Sementara itu, ketua Kotkiho Sumiati justru tidak setuju jumlah 20 persen itu dikatakan sebagai jumlah yang kecil. Di tempat terpisah, kepada SUARA, perempuan yang biasa dipanggil Mia ini mengatakan bahwa 20 persen itu jumlah yang sangat besar dan pemerintah Hong Kong sudah harus melakukan sesuatu yang lebih konkret.
“Kecil itu dilihat dari mana? Kalau angka 20 persen itu diambil dari total jumlah BMI di Hong Kong, itu artinya sudah hampir 20.000. Bagaimana mungkin jumlah 20.000 orang yang melapor itu dianggap sebagai jumlah yang kecil?” tanyanya, Senin (18/4).
Sebagai catatan, menurut penelitian yang dilakukan oleh Asian Migran Centre pada akhir tahun 2004 yang juga dipublikaskan dalam SUARA edisi April 2005, sebanyak 46 persen BMI di Hong Kong mengaku digaji underpay.
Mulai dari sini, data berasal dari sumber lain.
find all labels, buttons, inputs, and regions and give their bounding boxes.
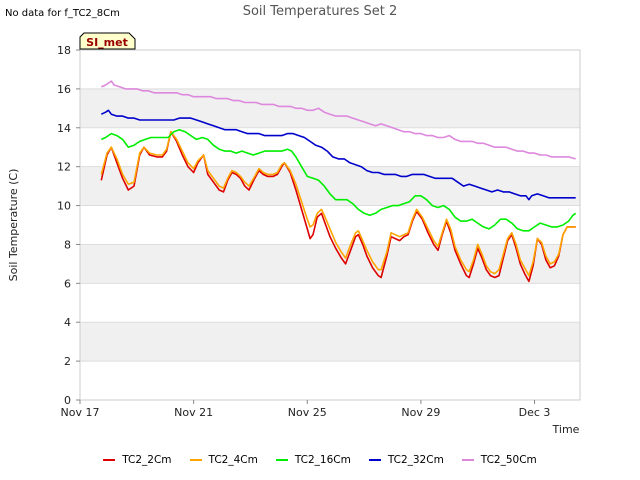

Dan dari penelitian yang melibatkan seribu lebih responden tersebut, terdapat beberapa responden yang digaji tak lebih dari 1500 dolar HK.
Gak punya bukti? Bikin saja buku harian
Menuntut majikan yang seenaknya menggaji pembantu mereka dengan gaji underpay (di bawah standar) ternyata memang tidak mudah-mudah amat. Hal itu terutama berkait dengan sulitnya mendapatkan bukti yang kuat untuk diajukan ke pengadilan.
Berkait dengan hal tersebut Devi Novianti dari Christian Action Migrant Workers Program (DMW) menyarankan para buruh migran Indonesia (BMI) yang bekerja di Hong Kong untuk membuat catatan harian yang lengkap dan rapi. Saran tersebut dia ungkapkan pada acara dialog publik di Lapangan Rumput Victoria Park yang diselenggarakan dalam rangka menyambut Hari Kartini, Minggu (17/4) lalu.
Seperti diketahui bersama, masalah keberadaan bukti yang kuat adalah kendala utama yang sering dialami oleh para BMI dalam menuntut majikan mereka di pengadilan. Akibatnya, tidak semua tuntutan dari mereka dimenangkan oleh pengadilan padahal senyatanya mereka telah digaji underpay.
Nah, dengan adanya catatan harian yang lengkap dan rapi, menurut Devi itu akan sangat membantu para BMI untuk memenangkan perkaranya di pengadilan. “Memang secara hukum catatan harian itu tidak bisa dijadikan bukti. Namun dengan adanya catatan harian yang lengkap itu akan sangat membantu para hakim untuk menilai mana yang sebenarnya berbohong,” ujarnya menjawab berbagai pertanyaan yang hampir semunya menyangkut masalah underpayment.
Perlunya membuat sebuah catatan harian yang rapi tersebut sebenarnya sudah lama dianjurkan oleh berbagai pihak yang peduli dengan besarnya kasus underpayment di kalangan BMI. Akhir tahun lalu misalnya, dalam sebuah seminar yang berlangsung di Service Centre milik Christian Action di Kowloon City, kepala polisi setempat yang menjadi pembicara dalam seminar tersebut juga menyinggung pentingnya catatan harian tersebut.
Di samping itu, dalam berbagai kesempatan pelatihan yang diadakan untuk kalangan BMI, beberapa pembicara dari kalangan Labor Departmen juga sering menyinggung soal perlunya catatan harian ini.
Dari berbabagai pengalaman yang ada selama ini, beberapa hal lain yang bisa dijadikan modal menuntut majikan yang menggaji underpay ke pengadilan antara lain kwitansi penerimaan gaji, rekaman dan juga catatan dalam rekening bank si BMI.